A defiant Beijing restaurant manager refused to apologize Thursday despite removing a "racist" sign barring citizens of states in maritime disputes with China, along with dogs, following an international outcry, AFP reported.
The notice in the window of the Beijing Snacks restaurant read: "This shop does not receive the Japanese, the Philippines, the Vietnamese and dog(s)" in both Chinese and English.
But despite taking down the sign after accusations of racism, the manager said he had no regrets and would not apologize for any offence caused, AFP said.
The manager, surnamed Wang, said it was taken down "because it was a lot of bother".
"I don't have any regrets," he told the newswire. "I was just getting too many phone calls about it."
He seemed surprised at the attention it had generated but said he would not apologize for any offence caused, suggesting it may have been misinterpreted.
"Maybe people misunderstood our meaning... it only said we would not serve customers from those countries," he said.
The restaurant sign provoked an outcry in Vietnam and the Philippines, generating thousands of posts on Vietnamese social networking sites and newspaper comment threads.
A Vietnamese diplomat in China has said the country will respond "appropriately" to the case, BBC Vietnamese reported Wednesday.
The unnamed diplomat did not say what the response would be, but stressed that Vietnam's viewpoint is that mutual respect and friendship has to be maintained.
Filipinos greeted the photo with a mixture of fury and amusement, AFP said. "Blatant racism at Beijing Restaurant," journalist Veronica Pedrosa wrote in one widely-shared tweet.

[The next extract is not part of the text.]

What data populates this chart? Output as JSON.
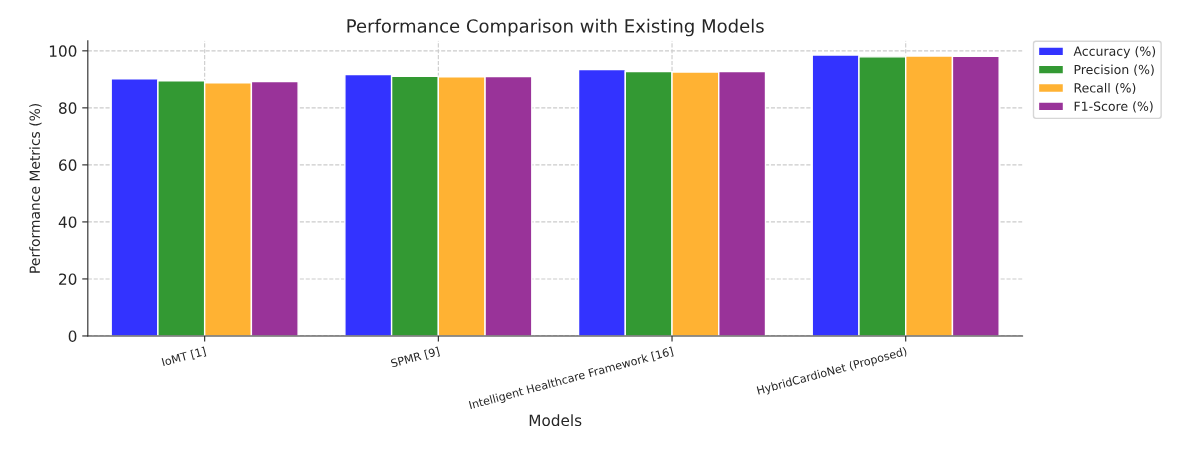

Meanwhile, speaking to the Tuoi Tre (Youth) newspaper, Zhai Lei Ming, Chinese consul general in Ho Chi Minh City, said the owner's actions were wrong and did not represent a majority of the Chinese people or the Chinese government's viewpoint.
When asked why the local government had not done anything despite the sign being posted for a long time, he said it had not been aware of it.

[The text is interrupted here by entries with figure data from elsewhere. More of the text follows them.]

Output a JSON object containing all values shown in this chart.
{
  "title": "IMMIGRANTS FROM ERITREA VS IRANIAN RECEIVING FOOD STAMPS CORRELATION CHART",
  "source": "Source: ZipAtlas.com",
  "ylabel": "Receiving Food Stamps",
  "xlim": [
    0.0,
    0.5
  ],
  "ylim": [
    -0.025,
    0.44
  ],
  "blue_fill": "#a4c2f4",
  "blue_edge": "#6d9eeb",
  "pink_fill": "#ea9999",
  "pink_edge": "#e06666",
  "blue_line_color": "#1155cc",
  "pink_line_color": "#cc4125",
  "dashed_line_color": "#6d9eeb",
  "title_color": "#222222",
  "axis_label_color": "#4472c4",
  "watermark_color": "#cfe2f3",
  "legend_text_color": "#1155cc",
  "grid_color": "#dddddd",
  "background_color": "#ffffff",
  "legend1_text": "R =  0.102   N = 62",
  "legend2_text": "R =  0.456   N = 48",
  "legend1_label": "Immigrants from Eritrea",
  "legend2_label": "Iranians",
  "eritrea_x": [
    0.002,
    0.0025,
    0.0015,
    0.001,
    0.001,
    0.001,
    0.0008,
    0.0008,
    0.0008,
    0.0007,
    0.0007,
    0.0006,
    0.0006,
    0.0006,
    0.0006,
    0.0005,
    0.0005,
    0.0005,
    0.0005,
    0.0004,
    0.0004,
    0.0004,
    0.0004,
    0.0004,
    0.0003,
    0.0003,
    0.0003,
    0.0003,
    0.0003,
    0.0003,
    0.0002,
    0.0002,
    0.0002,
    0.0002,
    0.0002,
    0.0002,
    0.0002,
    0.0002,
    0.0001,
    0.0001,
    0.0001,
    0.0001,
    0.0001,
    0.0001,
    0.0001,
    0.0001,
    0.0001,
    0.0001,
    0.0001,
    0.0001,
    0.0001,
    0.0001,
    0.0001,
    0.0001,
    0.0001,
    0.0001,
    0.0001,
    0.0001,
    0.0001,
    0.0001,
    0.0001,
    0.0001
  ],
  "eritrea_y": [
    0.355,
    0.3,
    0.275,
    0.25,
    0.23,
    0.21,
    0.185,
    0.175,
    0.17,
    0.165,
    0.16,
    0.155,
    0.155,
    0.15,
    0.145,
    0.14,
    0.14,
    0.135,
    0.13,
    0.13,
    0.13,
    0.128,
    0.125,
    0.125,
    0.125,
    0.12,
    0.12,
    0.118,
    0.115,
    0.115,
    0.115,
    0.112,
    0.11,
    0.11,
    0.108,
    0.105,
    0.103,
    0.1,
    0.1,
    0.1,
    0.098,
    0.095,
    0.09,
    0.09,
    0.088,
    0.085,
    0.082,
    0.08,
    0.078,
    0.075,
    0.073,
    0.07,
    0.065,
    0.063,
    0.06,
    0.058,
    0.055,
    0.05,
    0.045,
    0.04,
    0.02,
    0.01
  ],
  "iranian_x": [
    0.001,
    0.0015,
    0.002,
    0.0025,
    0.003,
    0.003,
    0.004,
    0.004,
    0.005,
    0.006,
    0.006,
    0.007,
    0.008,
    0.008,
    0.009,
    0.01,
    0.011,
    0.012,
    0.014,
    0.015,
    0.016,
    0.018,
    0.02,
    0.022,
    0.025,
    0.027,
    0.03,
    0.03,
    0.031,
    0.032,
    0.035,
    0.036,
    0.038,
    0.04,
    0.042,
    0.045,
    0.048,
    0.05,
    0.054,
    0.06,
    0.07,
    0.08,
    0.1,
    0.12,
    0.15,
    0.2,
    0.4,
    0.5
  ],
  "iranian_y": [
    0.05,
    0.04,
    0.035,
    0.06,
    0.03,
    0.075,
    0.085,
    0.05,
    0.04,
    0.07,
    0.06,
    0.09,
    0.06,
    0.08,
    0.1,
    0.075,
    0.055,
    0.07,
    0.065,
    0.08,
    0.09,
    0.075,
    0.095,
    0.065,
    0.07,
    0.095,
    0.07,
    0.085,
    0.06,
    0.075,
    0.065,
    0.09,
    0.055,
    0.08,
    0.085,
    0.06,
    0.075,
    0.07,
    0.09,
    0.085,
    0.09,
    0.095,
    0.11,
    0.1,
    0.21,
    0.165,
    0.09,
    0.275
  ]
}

Responding to another question about the Chinese government's future actions after the case was reported in the media, he said he was just a consul general, not the government or any agency that is supposed to handle it.
The photos were taken by Rose Tang, a former CNN journalist who was born in China but is now based in New York, on February 22 during her trip to Beijing, and posted on her Facebook, Tuoi Tre reported.

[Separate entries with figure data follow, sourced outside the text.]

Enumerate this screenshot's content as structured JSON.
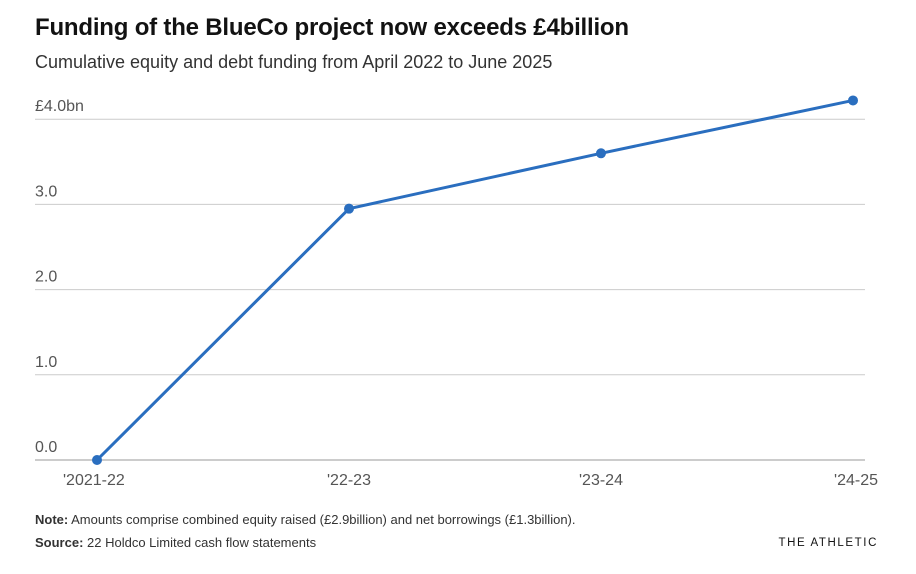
{
  "chart_data": {
    "type": "line",
    "title": "Funding of the BlueCo project now exceeds £4billion",
    "subtitle": "Cumulative equity and debt funding from April 2022 to June 2025",
    "categories": [
      "'2021-22",
      "'22-23",
      "'23-24",
      "'24-25"
    ],
    "values": [
      0.0,
      2.95,
      3.6,
      4.22
    ],
    "yticks": [
      {
        "value": 0,
        "label": "0.0"
      },
      {
        "value": 1,
        "label": "1.0"
      },
      {
        "value": 2,
        "label": "2.0"
      },
      {
        "value": 3,
        "label": "3.0"
      },
      {
        "value": 4,
        "label": "£4.0bn"
      }
    ],
    "ylim": [
      0,
      4.2
    ],
    "xlabel": "",
    "ylabel": "",
    "grid": true,
    "line_color": "#2a6ebf"
  },
  "footer": {
    "note_label": "Note:",
    "note_text": " Amounts comprise combined equity raised (£2.9billion) and net borrowings (£1.3billion).",
    "source_label": "Source:",
    "source_text": " 22 Holdco Limited cash flow statements",
    "brand": "THE ATHLETIC"
  }
}
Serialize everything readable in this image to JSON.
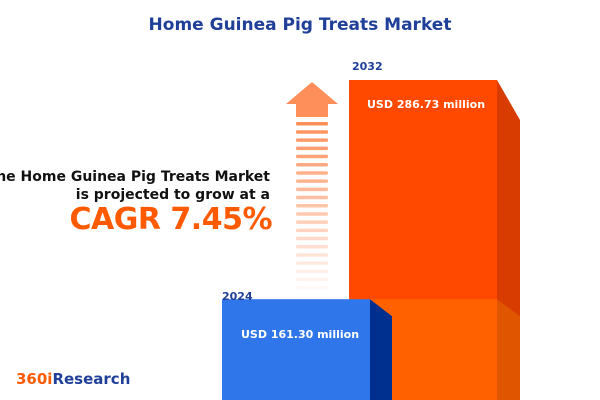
{
  "title": "Home Guinea Pig Treats Market",
  "description_line1": "The Home Guinea Pig Treats Market",
  "description_line2": "is projected to grow at a",
  "cagr_label": "CAGR 7.45%",
  "logo": {
    "part1": "360i",
    "part2": "Research"
  },
  "colors": {
    "title": "#1f3f99",
    "bar_2024": "#2f76ea",
    "bar_2032": "#ff4800",
    "accent": "#ff5a00"
  },
  "chart_data": {
    "type": "bar",
    "title": "Home Guinea Pig Treats Market",
    "categories": [
      "2024",
      "2032"
    ],
    "values": [
      161.3,
      286.73
    ],
    "unit": "USD million",
    "data_labels": [
      "USD 161.30 million",
      "USD 286.73 million"
    ],
    "cagr": "7.45%"
  }
}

As of February 27, one photo which is the close-up of the shop named Beijing snacks in the capital city's Houhai District had been shared by more than 3,700 people. The photos have drawn the attention of the international media, which has reported on the restaurant and its racist sign.
According to Tuoi Tre, it is not known when the shop's owner, whose surname is Wang, put up the sign, but it was first mentioned on Chinese social sites like Sina and Weibo in September.
The owner was quoted as saying that he posted the notice to speak his mind, but also preferred that the Japanese, the Filipino and the Vietnamese did not read it.
However, in an interview with BBC Chinese, the shop owner said he is proud of what he has done and that he does not care what people say, the newspaper reported.
Meanwhile, speaking to Tuoi Tre, Tang said that she had posted the photos online because she felt obliged to expose what she called "racism with a twist of nationalism." She hoped that pressure from the public and the media will teach Wang and people like him a lesson.
Many netizens have expressed their outrage on Tang's personal page, calling the sign and the shop owner's attitude "shocking" and "ugly."
In one of the most liked comments, Paul Mooney, a freelance reporter in Beijing, said: "This is the [Chinese] government and Party's fault. They tell lies about other countries and distort history and so Chinese who don't know any better respond with ignorance. Very depressing."
China is currently involved in sea territorial disputes with the Philippines and Vietnam over large areas of the East Sea, internationally known as the South China Sea. China and Japan have a separate dispute over islands in the East China Sea.